Custom filters in masking

Overview

Custom filters provide a robust solution for masking Salesforce data. Their advantages include:

Efficiently masking vast tables (> 50 million rows)
Addressing masking errors without the need for reseeding
Allowing selective field masking based on specific criteria or filters
Allowing sorting on the table being masked based on the field(s) present in the table

Performance and filters

For optimal performance, construct custom filters on indexed fields. Salesforce automatically indexes the following fields:

Salesforce IDs
CreatedDate
Systemmodstamp (LastModifiedDate)
RecordTypeId
Division
Name
Email (specifically for contacts and leads)
Foreign key relationships (both lookups and master-detail)
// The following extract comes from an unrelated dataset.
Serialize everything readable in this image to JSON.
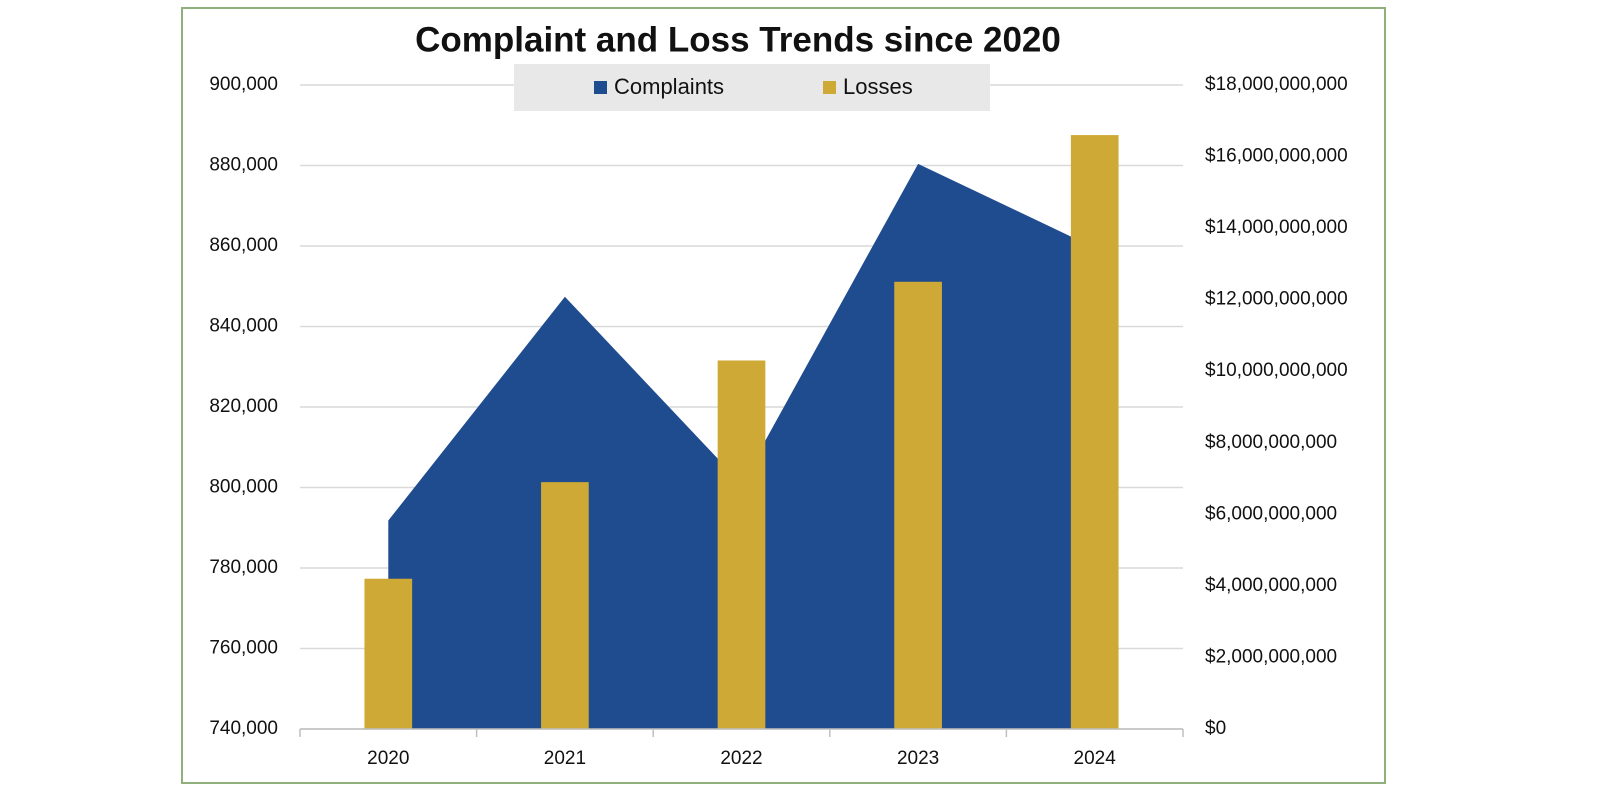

It is also possible to designate custom fields as indexed fields.

Masking large tables

Handling large Salesforce objects (those with over 70 million records) can be intricate due to the challenges in querying and updating at such a scale. While it is feasible to mask these large tables all at once, it is not advised. Instead, it is best to mask incrementally in smaller subsets to prevent timeouts and errors.

For this segmentation:

Choose filters that can evenly divide data. Indexed fields like IDs are suitable since they are typically evenly distributed.
Alternatively, CreatedDate can be used. However, this might introduce data imbalance because of activities like data migrations that could cluster many records within a short timeframe.

For instance, using IDs, different masking tasks can be initiated for specific subsets. The subsets might be defined by ID ranges, with 01Z4X000001ABhjAAA being the highest ID in the first subset, and 01Z4X000001ABhjFFF being the last ID in the second. Each subset should ideally contain 50 million records or fewer.

Subset 1

Subset 2

Handling masking errors

Errors during masking can lead to partially masked data. Instead of reseeding everything, employ custom filters to mask only the records that were not processed correctly. The Salesforce Systemmodstamp field can be instrumental here, as it indicates the last update time for a record.

For example, if during a masking operation 5,178,284 fields are masked but 14,492 records face an integrity exception error, you can fix the issue in either the ruleset or Salesforce and run another masking job targeting only the problematic records.

If the Systemmodstamp of the initial masking job was set to 2018-03-30T00:00:00.000Z, you can create a filter to address only records updated before this time. This ensures that records already masked will not be processed again. Plus, since Salesforce indexes the Systemmodstamp field, performance is optimized when using custom filters based on it.

Handling ROW_LOCK batch failures

When executing a masking job with the default configuration and parallel batch processing, we sometimes encounter ROW_LOCK issues which lead to a large number of unmasked records.

This issue is seen when masking an object that has a child-parent relationship to another object. For example: When updating a record in a child object (such as Opportunity), the system attempts to acquire a lock on its parent object (such as Account) record. Therefore, if two batches are getting masked in parallel and referring to the same parent record, one of these batches fails to acquire the lock. Although Salesforce attempts to acquire the lock multiple times, after a certain number of attempts, it eventually gives up, resulting in a ROW_LOCK error for each failed record.

In such a situation, the ROW_LOCK errors can be significantly reduced, if not eliminated completely, by sorting the child table on the parent ID field. This would ensure that most records with the same parentID remain in the same batch. In the above mentioned example, we will apply the Sorting masking filter on the "AccountId" field in Opportunity table and then proceed to run the masking job.